Posted: Thursday, October 9, 2014 7:00 am
By COLIN DEPPEN Era Reporter firstname.lastname@example.org | 0 comments
Local oil interests will be well represented on a proposed state advisory council meant to include small producers in regulatory discussions, while also reviewing existing oil and gas laws deemed bad for business.
Senate Bill 1310, approved Wednesday, is being viewed as a major victory for mom-and-pop oil and gas producers struggling under historically low profits and heightened regulations. The bill is now headed to the House for consideration.
The legislation sponsored by Sen. Scott Hutchinson aims to “empower” smaller, conventional producers through the creation of a Penn Grade Crude Development Advisory Council. The body, charged with studying existing regulations and recommending changes, will include local industry representatives from American Refining Group (ARG), the state’s only Penn Grade refinery; the Bradford-based Pennsylvania Independent Petroleum Producers (PIPP); and Warren’s Penn Grade Crude Oil Coalition (PGCC).
The council will also include representatives from the Pennsylvania Independent Oil and Gas Association (PIOGA), with appointments to the council will be made by the governor.
Mark Cline of Cline Oil in Bradford, who is also PIPP president and PGCC member, said it would mark the first true seat at the table for small, independent producers.
“I would love to do it,” he added of a possible role on the council, adding smaller conventional producers have been under-represented and often ignored in the state decision making process. The process, he claims, has been dominated by the emergence of Marcellus Shale in recent years, adding “Right now we smaller independent producers have no voice.”
SB 1310 hopes to change that by giving independent interests a direct, advisory role.
Hutchinson said the advisory council will assist the Pennsylvania Department of Environmental Protection (DEP) to ensure that the differences between conventional and unconventional drilling operations are taken into account as oil and gas regulations and laws are developed and implemented.
The distinction has been a rallying point for conventional producers, or shallow well producers, who claim they are caught up in state regulatory attempts to rein in Marcellus Shale, or unconventional producers.
Marcellus Shale drillers are relative new arrivals to Pennsylvania compared with shallow well producers like Cline who have been operating here for generations. But the sheer volume and size of the Marcellus Shale boom in 2008 captured the state and nation’s attention, as well as that of regulators.
“Marcellus Shale production can take center stage to such an extent that the conventional industry which we’ve had for a long time lose their voice,” said Rep. Matt Gabler, R-DuBois.
“In many cases they (conventional producers) feel that as the bureaucracy grows, not all stakeholders are being heard.”

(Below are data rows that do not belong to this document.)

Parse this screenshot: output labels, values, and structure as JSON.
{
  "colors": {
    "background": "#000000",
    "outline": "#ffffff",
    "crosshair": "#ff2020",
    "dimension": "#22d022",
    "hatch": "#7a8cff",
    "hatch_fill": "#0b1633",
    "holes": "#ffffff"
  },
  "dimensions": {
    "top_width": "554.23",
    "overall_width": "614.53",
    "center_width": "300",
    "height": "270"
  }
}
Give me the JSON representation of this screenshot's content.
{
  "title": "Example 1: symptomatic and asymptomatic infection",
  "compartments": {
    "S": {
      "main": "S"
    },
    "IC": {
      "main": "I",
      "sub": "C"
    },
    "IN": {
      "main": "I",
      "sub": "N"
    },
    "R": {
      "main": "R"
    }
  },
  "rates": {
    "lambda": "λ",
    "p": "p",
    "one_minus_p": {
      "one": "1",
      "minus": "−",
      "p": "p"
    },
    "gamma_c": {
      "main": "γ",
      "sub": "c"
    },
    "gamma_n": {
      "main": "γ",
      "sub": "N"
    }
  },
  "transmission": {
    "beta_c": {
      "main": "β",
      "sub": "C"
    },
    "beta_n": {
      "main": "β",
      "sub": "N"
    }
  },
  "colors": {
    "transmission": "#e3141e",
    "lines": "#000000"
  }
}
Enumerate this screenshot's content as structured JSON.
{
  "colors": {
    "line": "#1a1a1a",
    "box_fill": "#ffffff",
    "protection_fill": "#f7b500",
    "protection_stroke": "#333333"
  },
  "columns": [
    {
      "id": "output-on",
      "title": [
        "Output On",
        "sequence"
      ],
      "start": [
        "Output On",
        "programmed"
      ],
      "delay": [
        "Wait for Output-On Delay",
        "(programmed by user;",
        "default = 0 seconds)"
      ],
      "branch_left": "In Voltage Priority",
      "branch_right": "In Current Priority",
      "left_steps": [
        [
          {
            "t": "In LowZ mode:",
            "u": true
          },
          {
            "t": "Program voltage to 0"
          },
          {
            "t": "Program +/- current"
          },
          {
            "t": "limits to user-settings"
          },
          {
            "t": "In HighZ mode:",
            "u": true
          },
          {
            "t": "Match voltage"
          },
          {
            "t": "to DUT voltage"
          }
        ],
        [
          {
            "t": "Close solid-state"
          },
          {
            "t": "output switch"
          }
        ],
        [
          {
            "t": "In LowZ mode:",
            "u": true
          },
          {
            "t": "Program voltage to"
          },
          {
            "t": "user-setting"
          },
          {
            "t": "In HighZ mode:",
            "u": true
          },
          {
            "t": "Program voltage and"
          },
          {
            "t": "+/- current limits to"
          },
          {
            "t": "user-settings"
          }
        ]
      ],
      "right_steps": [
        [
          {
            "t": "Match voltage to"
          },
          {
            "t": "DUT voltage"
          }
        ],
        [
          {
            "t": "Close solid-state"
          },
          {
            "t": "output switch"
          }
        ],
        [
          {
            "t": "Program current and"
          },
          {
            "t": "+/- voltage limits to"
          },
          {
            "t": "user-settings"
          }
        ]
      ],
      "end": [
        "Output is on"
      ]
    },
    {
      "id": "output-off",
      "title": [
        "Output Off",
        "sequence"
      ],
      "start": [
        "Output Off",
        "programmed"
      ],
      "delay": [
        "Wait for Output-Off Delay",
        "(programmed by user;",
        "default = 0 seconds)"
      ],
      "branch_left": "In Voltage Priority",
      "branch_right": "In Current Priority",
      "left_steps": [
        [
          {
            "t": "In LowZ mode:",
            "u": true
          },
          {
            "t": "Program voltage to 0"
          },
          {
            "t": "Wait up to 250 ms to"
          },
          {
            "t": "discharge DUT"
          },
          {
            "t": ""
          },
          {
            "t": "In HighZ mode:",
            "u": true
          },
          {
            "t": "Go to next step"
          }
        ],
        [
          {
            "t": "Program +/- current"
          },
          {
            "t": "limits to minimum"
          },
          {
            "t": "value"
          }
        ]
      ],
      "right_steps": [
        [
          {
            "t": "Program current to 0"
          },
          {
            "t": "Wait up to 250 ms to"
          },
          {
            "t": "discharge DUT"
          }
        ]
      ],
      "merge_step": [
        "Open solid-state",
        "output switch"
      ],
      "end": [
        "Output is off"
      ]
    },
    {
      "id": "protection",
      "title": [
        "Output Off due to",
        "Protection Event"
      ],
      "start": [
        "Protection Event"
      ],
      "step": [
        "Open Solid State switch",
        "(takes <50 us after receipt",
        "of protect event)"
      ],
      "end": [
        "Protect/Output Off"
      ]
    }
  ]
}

Conventional producers have long battled for separate regulations, arguing against heightened requirements under Chapter 78 of the Oil and Gas Act. The requirements were meant to stem unwanted side effects of the Marcellus Shale boom, but have hit smaller producers hard financially, conventional producers argue.
“Technological advances that have allowed for the development of previously inaccessible formations have necessitated updates and revisions to Pennsylvania’s laws and regulations governing this new unconventional ‘shale gas’ industry,” said Hutchinson.
“Unfortunately, many regulatory and legislative changes did not recognize the significant differences between conventional and unconventional industries.”
Rep. Marty Causer, R-Turtlepoint, another supporter in the House, said the difference between conventional and unconventional producers, a key distinction, is lost on some in the state capital.
“I think a lot of people in Harrisburg don’t understand the difference between conventional and unconventional drilling,” he said.
“We’ve been working really hard to educate people on that, but to have a council formed with representatives from the conventional industry to provide guidance to Harrisburg and the DEP, that will be very beneficial.”
Cline hopes a potential seat on the council would allow him to tackle issues like the Chapter 78 changes from the inside.
He also hopes for a chance to address confusion surrounding state water regulations and waste water disposal. He says current regulations are prohibitively expensive at roughly $800 per barrel to treat. He’d also like to address regulations regarding which waterways are protected and off limits, saying the number is currently too great— although environmental groups argue the regulations don’t go far enough in protecting land, air and water in the Commonwealth from the industrial process.
“They (the DEP) always go to PIOGA, they’re big producers, most in Marcellus Shale, and they don’t represent us smaller guys,” Cline said.
“Right now we smaller independent producers have no voice,” he said.